Elle sera très applaudie et ovationnée dès sa première apparition aux saluts.

© Photo Y.P. -

© Photo Y.P. -

Pelléas c’est Huw Montague Rendall. Le baryton retrouve les plaches de l’ONP après son Papageno en 2022 et son Mercutio en 2023.

Le chanteur cultive aussi parfaitement le mystère de ce prince, demi-frère de Golaud, l’héritier du royaume d’Allemonde interprété quant à lui par le baryton-basse Gordon Bintner.

Les deux sont eux aussi parfaits et complémentaires. Ils incarnent avec conviction l’antagonisme amoureux envers Mélisande.

 

Jean Teitgen, bien connu des lecteurs de ce site, est Arkel, le souverain vieillissant du royaume.

Une nouvelle fois, il nous enchante de son timbre de basse si profond, si rond, si chaud.

Il donne à son personnage un caractère certes hiératique mais ô combien humain. On aurait envie d’avoir un tel grand-père, affectueux avec la femme de son petit fils.

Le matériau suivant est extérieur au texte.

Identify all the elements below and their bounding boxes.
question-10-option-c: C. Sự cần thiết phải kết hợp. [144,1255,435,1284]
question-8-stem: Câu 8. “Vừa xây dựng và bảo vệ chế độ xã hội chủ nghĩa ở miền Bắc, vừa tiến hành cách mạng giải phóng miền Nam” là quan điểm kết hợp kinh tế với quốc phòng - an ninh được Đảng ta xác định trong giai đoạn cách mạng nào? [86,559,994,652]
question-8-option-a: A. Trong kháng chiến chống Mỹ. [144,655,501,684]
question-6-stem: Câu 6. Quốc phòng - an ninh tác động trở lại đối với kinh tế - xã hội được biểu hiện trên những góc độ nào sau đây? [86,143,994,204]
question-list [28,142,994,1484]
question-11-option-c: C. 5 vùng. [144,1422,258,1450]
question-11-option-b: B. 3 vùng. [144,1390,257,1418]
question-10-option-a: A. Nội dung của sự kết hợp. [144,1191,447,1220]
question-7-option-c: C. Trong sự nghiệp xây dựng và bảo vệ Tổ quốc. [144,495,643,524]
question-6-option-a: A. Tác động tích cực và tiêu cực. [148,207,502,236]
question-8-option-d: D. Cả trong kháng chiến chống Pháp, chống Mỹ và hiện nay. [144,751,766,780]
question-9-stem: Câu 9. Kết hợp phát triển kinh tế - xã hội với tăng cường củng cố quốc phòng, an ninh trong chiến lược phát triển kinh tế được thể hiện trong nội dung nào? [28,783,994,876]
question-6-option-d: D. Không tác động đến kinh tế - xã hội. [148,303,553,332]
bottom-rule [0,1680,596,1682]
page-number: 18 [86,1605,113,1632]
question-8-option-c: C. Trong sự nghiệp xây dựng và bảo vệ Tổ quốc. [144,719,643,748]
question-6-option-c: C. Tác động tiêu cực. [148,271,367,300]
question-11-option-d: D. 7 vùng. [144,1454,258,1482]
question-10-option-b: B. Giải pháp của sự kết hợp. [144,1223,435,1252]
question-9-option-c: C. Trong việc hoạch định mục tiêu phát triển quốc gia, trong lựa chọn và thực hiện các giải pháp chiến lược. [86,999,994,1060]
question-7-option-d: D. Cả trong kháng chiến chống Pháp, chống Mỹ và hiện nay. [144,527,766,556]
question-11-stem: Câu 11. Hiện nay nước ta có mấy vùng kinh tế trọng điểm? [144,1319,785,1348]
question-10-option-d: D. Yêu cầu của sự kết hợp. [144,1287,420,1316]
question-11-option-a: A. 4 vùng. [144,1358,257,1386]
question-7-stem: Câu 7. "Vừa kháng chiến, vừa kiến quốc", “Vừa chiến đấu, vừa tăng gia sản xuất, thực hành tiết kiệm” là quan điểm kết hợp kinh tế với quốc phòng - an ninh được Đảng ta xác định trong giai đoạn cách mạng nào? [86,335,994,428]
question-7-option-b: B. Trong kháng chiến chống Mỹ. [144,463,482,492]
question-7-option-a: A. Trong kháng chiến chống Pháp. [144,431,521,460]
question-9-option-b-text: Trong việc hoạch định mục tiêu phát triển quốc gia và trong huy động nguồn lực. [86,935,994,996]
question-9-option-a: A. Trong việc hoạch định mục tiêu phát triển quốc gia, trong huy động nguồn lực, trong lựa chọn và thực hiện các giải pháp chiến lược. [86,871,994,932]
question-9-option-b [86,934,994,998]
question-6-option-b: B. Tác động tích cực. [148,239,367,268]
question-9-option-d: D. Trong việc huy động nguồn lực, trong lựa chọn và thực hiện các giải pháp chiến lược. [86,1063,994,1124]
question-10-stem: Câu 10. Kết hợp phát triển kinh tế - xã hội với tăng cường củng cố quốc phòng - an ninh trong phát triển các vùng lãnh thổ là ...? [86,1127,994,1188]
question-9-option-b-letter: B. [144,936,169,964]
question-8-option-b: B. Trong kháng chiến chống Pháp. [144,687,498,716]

Celui qui fut un grand Zarastro en 2024, prouve encore et s’il en était besoin qu’il est une des plus grandes Basses françaises du moment.

On ne perd pas une miette des mots chantés dans des mélodies et des intervalles caractéristiques de cette musique française du début du XXe siècle, tant leur diction est limpide et quasi naturelle.
On notera, au passage, le recours à un procédé qui intègre très judicieusement et élégamment les sous-titres aux projections vidéos qui ont lieu sur scène et qui permet de lire, s’il en est besoin, le texte en ne décrochant pas une seconde de la poésie qui s’offre à nos yeux. Ceci participe aussi pleinement à garder chez-nous autres, spectateurs, une attention de tous les instants.

Il faut préciser qu’à chaque représentation, c’est un petit soliste de la Maîtrise de Radio-France qui incarne Yniold, le fils de Golaud, né d’un premier mariage.
 

La production recevra des salves d’applaudissements nourris, ainsi que de très nombreux et très sonores « bravo ». Ce ne sera que justice.

Les trois-heures vingt-cinq, entracte compris, de ce drame en cinq actes filent à toute vitesse, sans temps mort, sans artifices superficiels, pourtant à la mode, et surtout en nous rappelant combien Debussy a su magnifier la poésie de Maeterlinck.

 

On sort de l’Opéra Bastille sous le charme de cette mise en scène à la fois très subtile et captivante.